Avez-vous entendu parler de Google street view? Il s'agit d'une nouvelle technologie proposée par Google. Vous souhaitez planifier un voyage dans une grande ville et vous souhaitez faire une visite virtuelle des petites rues que vous visiterez? Ce logiciel vous le permet!  Comment? Une voiture dotée d'une caméra filmant à 360 degrés déambule dans les rues des villes pour en capter toutes les images... incluant celles des gens y circulant. Google a pris soin de brouiller le visage des gens qui apparaissent sur les photos, mais est-ce suffisant pour assurer leur vie privée?

Plusieurs récits circulent à propos d'histoires d'adultère qui auraient éclaté au grand jour à cause de cette nouvelle technologie. Vérité? Canular? Difficile de le confirmer. Certains affirment qu'une personne n'ayant rien à cacher dans sa vie n'a pas à redouter d'être filmée et captée par ces caméras.
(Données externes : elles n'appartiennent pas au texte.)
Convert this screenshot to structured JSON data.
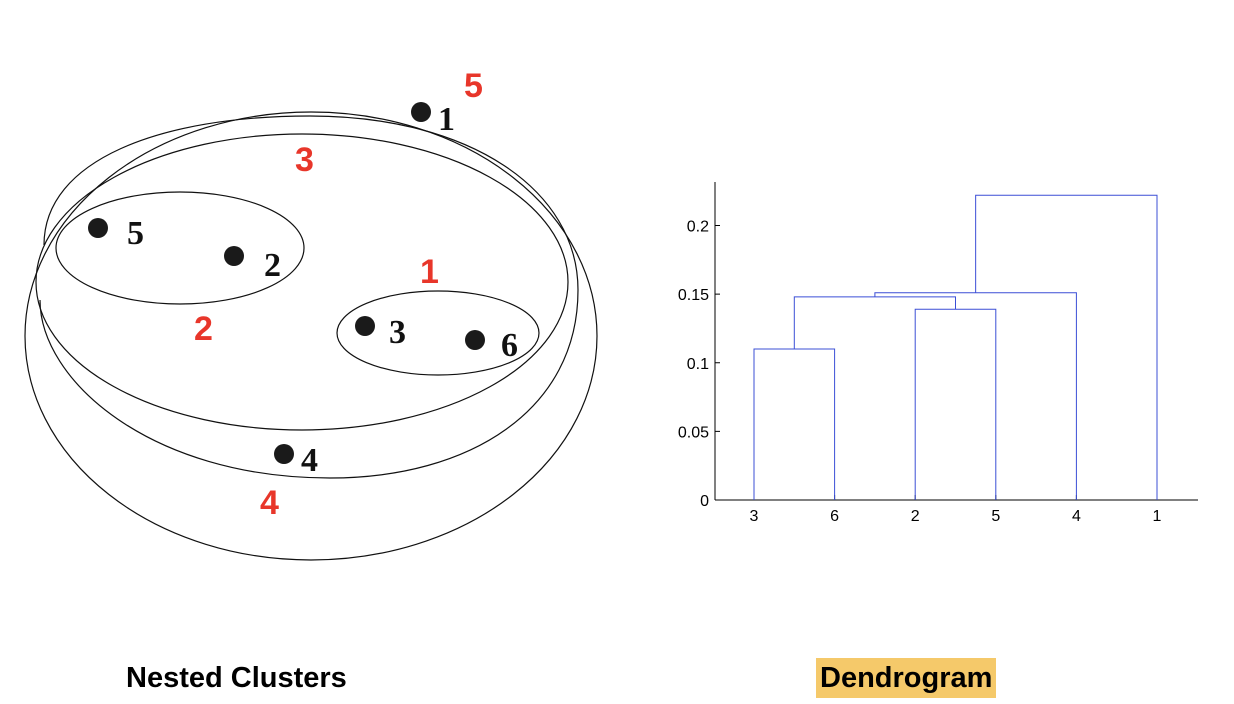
{
  "colors": {
    "cluster_label": "#e8362a",
    "dendrogram_line": "#3b4fd6",
    "caption_highlight": "#f5c96a",
    "point": "#1a1a1a",
    "outline": "#111111"
  },
  "nested_clusters": {
    "caption": "Nested Clusters",
    "points": [
      {
        "label": "1"
      },
      {
        "label": "2"
      },
      {
        "label": "3"
      },
      {
        "label": "4"
      },
      {
        "label": "5"
      },
      {
        "label": "6"
      }
    ],
    "cluster_labels": [
      "1",
      "2",
      "3",
      "4",
      "5"
    ]
  },
  "dendrogram": {
    "caption": "Dendrogram"
  },
  "chart_data": {
    "type": "dendrogram",
    "title": "",
    "xlabel": "",
    "ylabel": "",
    "leaf_order": [
      "3",
      "6",
      "2",
      "5",
      "4",
      "1"
    ],
    "y_ticks": [
      "0",
      "0.05",
      "0.1",
      "0.15",
      "0.2"
    ],
    "ylim": [
      0,
      0.23
    ],
    "merges": [
      {
        "cluster": "1",
        "members": [
          "3",
          "6"
        ],
        "height": 0.11
      },
      {
        "cluster": "2",
        "members": [
          "2",
          "5"
        ],
        "height": 0.139
      },
      {
        "cluster": "3",
        "members": [
          "3",
          "6",
          "2",
          "5"
        ],
        "height": 0.148
      },
      {
        "cluster": "4",
        "members": [
          "3",
          "6",
          "2",
          "5",
          "4"
        ],
        "height": 0.151
      },
      {
        "cluster": "5",
        "members": [
          "3",
          "6",
          "2",
          "5",
          "4",
          "1"
        ],
        "height": 0.222
      }
    ]
  }
}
Saviez-vous que la cour suprême du Canada a statué qu'il s'agissait d'un argument inconstitutionnel? Personne, ni même la police d'ailleurs, ne peut utiliser cet argument pour vous demander de révéler des informations sur vous. Qu'on aille un éléphant de caché dans notre sous-sol ou un passé blanc comme neige, il nous revient à chacun de révéler les informations qui nous incombent (à moins d'un mandat de la police, mais ça, c'est une autre histoire!) Nous n'avons pas à prouver notre innocence, car nous sommes innocents jusqu'à preuve du contraire selon notre système de justice (à certaines exceptions, comme si nous conduisons une voiture ou si on nous accuse d'une infraction).

Mais si nous revenons à cette technologie, plusieurs questionnements éthiques se posent. Les exemples relatés traitent d'adultère, mais s'il s'agissait d'une personne qui s'apprête à entrer dans un sauna gai? Une personne n'a peut-être pas envie de crier sur tous les toits qu'elle est gaie. Il appartient à chaque personne de parler de son orientation sexuelle avec qui elle le souhaite, quand elle le souhaite et au moment qu'elle aura choisi.  Peut-être que cette personne ne se définit même pas comme homosexuelle, mais qu'elle a des activités sexuelles avec d'autres hommes de temps à autre. Cette même personne pourrait entrer dans un sex-shop (comme sur cette photo captée par le logiciel), dans un sauna hétérosexuel ou mixte! Est-il d'intérêt public de connaître les détails de l'intimité sexuelle des gens?

Le bill omnibus de Pierre Elliott Trudeau a statué que l'État n'avait pas à s'ingérer dans la chambre à coucher des Canadiens et des Canadiennes. Est-ce que des nouvelles technologies peuvent outre-passer cette loi?

On pourrait aussi se poser la question si on voyait une femme entrer dans une clinique d'avortement. Quelles pourraient être les conséquences pour cette femme d'être photographiée près de la clinique Morgentaler? Peut-être que cette femme appartient à une communauté religieuse qui la rejetterait si elle savait qu'une des leurs s'était fait avorter. Peut-être qu'il s'agit d'une jeune fille qui craint de se faire mettre à la porte de chez ses parents si ceux-ci l'apprennent.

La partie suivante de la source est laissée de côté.